Closed LSRathore closed 1 year ago
You can use
u1 = ecdf(X[, 1])(0.5)
v1 = ecdf(X[, 2])(0.3)
@tnagler Thanks, ecdf is what I need here. However, one more issue is- is it possible to get the probability of x1, when x2 is a value which is not present in the original data. The ecdf of x2 becomes zero in this case. For e.g., if the original x2 data has all the values > 1; this means ecdf of x2 = 0.3 would be zero, and this makes the conditional probability of P(x1<0.5|x2<0.3) undefined. One option here is to generate random numbers for x1 and x2 which have x2<0 values and their corresponding x1 values. Then I obtain the ecdf of x2 which would not be zero. Is there any way I can do it using VineCopula. Thanks
Then you have to use the corrected version of the ecdf more commonly used in copulas models. For example:
EmpCDF <- function(x) {
n <- length(x)
Fn <- ecdf(x)
function(xx) pmax(n * Fn(xx), 1) / (n + 1)
}
This makes sure the return values are always between 1/(n+1) and 1 - 1/(n+1).
This function returns a constant cdf value for all low x2 values which makes the denominator zero in my case. Let me explain the problem I'm working on, I need to calculate the conditional probability, for e.g., P(x1<0.5|0<x2<0.3). This can be simplified as below-
P(x1<0.5|0<x2<0.3) = P(x1<0.5 AND 0<x2<0.3)/P(0<x2<0.3) => (P(x1<0.5 AND x2<0.3) - P(x1<0.5 AND x2<0))/(P(x2<0.3) - P(x2<0)) => (Cop_CDF(x1 = 0.5, x2 = 0.3) - Cop_CDF(x1 = 0.5, x2 =0))/(ECDF(x2= 0.3) - ECDF(x2 = 0))
I can obtain the numerator terms using BiCopCDF. However, the problem I have with the denominator is that the occurrence of 0<x2<0.3 in original data is 0. That makes the overall conditional probability undefined. Even using the corrected ecdf function suggest by you, I get the denominator 0 as both the ecdf of x2, at 0.3 and at 0, are the same.

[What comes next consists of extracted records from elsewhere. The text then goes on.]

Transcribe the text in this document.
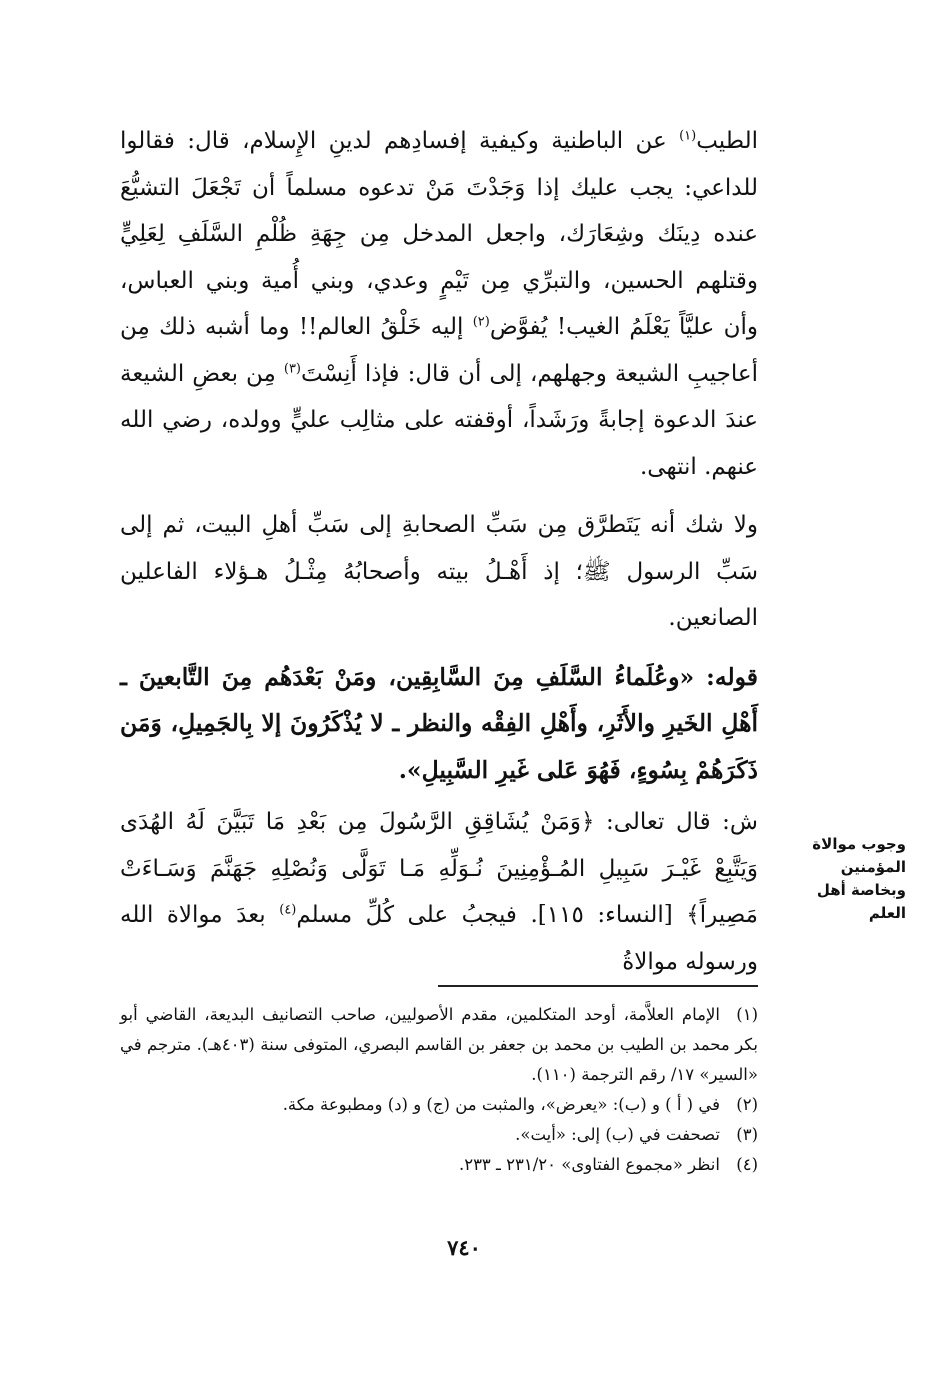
الطيب$^{(١)}$ عن الباطنية وكيفية إفسادِهم لدينِ الإِسلام، قال: فقالوا للداعي: يجب عليك إذا وَجَدْتَ مَنْ تدعوه مسلماً أن تَجْعَلَ التشيُّعَ عنده دِينَك وشِعَارَك، واجعل المدخل مِن جِهَةِ ظُلْمِ السَّلَفِ لِعَلِيٍّ وقتلهم الحسين، والتبرِّي مِن تَيْمٍ وعدي، وبني أُمية وبني العباس، وأن عليَّاً يَعْلَمُ الغيب! يُفوَّض$^{(٢)}$ إليه خَلْقُ العالم!! وما أشبه ذلك مِن أعاجيبِ الشيعة وجهلهم، إلى أن قال: فإذا أَنِسْتَ$^{(٣)}$ مِن بعضِ الشيعة عندَ الدعوة إجابةً ورَشَداً، أوقفته على مثالِب عليٍّ وولده، رضي الله عنهم. انتهى.

ولا شك أنه يَتَطرَّق مِن سَبِّ الصحابةِ إلى سَبِّ أهلِ البيت، ثم إلى سَبِّ الرسول ﷺ؛ إذ أَهْـلُ بيته وأصحابُهُ مِثْـلُ هـؤلاء الفاعلين الصانعين.

قوله: «وعُلَماءُ السَّلَفِ مِنَ السَّابِقِين، ومَنْ بَعْدَهُم مِنَ التَّابعينَ ـ أَهْلِ الخَيرِ والأَثَرِ، وأَهْلِ الفِقْه والنظر ـ لا يُذْكَرُونَ إلا بِالجَمِيلِ، وَمَن ذَكَرَهُمْ بِسُوءٍ، فَهُوَ عَلى غَيرِ السَّبِيلِ».

ش: قال تعالى: ﴿وَمَنْ يُشَاقِقِ الرَّسُولَ مِن بَعْدِ مَا تَبَيَّنَ لَهُ الهُدَى وَيَتَّبِعْ غَيْـرَ سَبِيلِ المُـؤْمِنِينَ نُـوَلِّهِ مَـا تَوَلَّى وَنُصْلِهِ جَهَنَّمَ وَسَـاءَتْ مَصِيراً﴾ [النساء: ١١٥]. فيجبُ على كُلِّ مسلم$^{(٤)}$ بعدَ موالاة الله ورسوله موالاةُ

وجوب موالاة المؤمنين وبخاصة أهل العلم

(١)الإمام العلاَّمة، أوحد المتكلمين، مقدم الأصوليين، صاحب التصانيف البديعة، القاضي أبو بكر محمد بن الطيب بن محمد بن جعفر بن القاسم البصري، المتوفى سنة (٤٠٣هـ). مترجم في «السير» ١٧/ رقم الترجمة (١١٠).

(٢)في ( أ ) و (ب): «يعرض»، والمثبت من (ج) و (د) ومطبوعة مكة.

(٣)تصحفت في (ب) إلى: «أيت».

(٤)انظر «مجموع الفتاوى» ٢٣١/٢٠ ـ ٢٣٣.

٧٤٠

I think it can be resolved by generating more random samples of x1 and x2 using copula where the occurrence of 0<x2<0.3 is not zero. Do you think this would be right way to solve this problem? The random samples can be generated using VineCopula but that would give all samples ranging from 0 to 1. Is there any way to generate the random samples based on the original x1 and x2 distribution?
Thanks
Well by definition, an empirical distribution function cannot give answers about things that never happened. Also simulating from the copula and then transforming to the "original x1 and x2 distribution" will not help, if you use the empirical distribution for that transformation.
If you want to extrapolate beyond the observed data, your best bet is to find a reasonable parametric model for the marginal distributions.
Finding reasonable parametric model for CDF makes perfect sense to me. However, I am not quite sure how good a given distribution can fit to the original data. Do you think calculating parametric CDF using some commonly used distributions and then selecting the best one by comparing them to ECDF using MSE would be a good approach?
Sounds reasonable. You can have a look at univariateML for fitting different families.
Thanks for your help.
I have dataframe X (with columns x1 and x2) and would like to calculate conditional probability, something like P(x1<0.5|x2<0.3), which can be calculated using BiCopCDF. My question is how to obtain the transformed values (i.e. u and v) from original data (x1 and x2)?
To elaborate it more using the example above, how can I get the u and v values corresponding to x1 = 0.5 and x2 = 0.3. One option is to find a distribution that fits x1 and x2 the best and then calculate CDF, however, I am not sure how good any specific distribution would fit the data. Any suggestion or help would be greatly appreciated.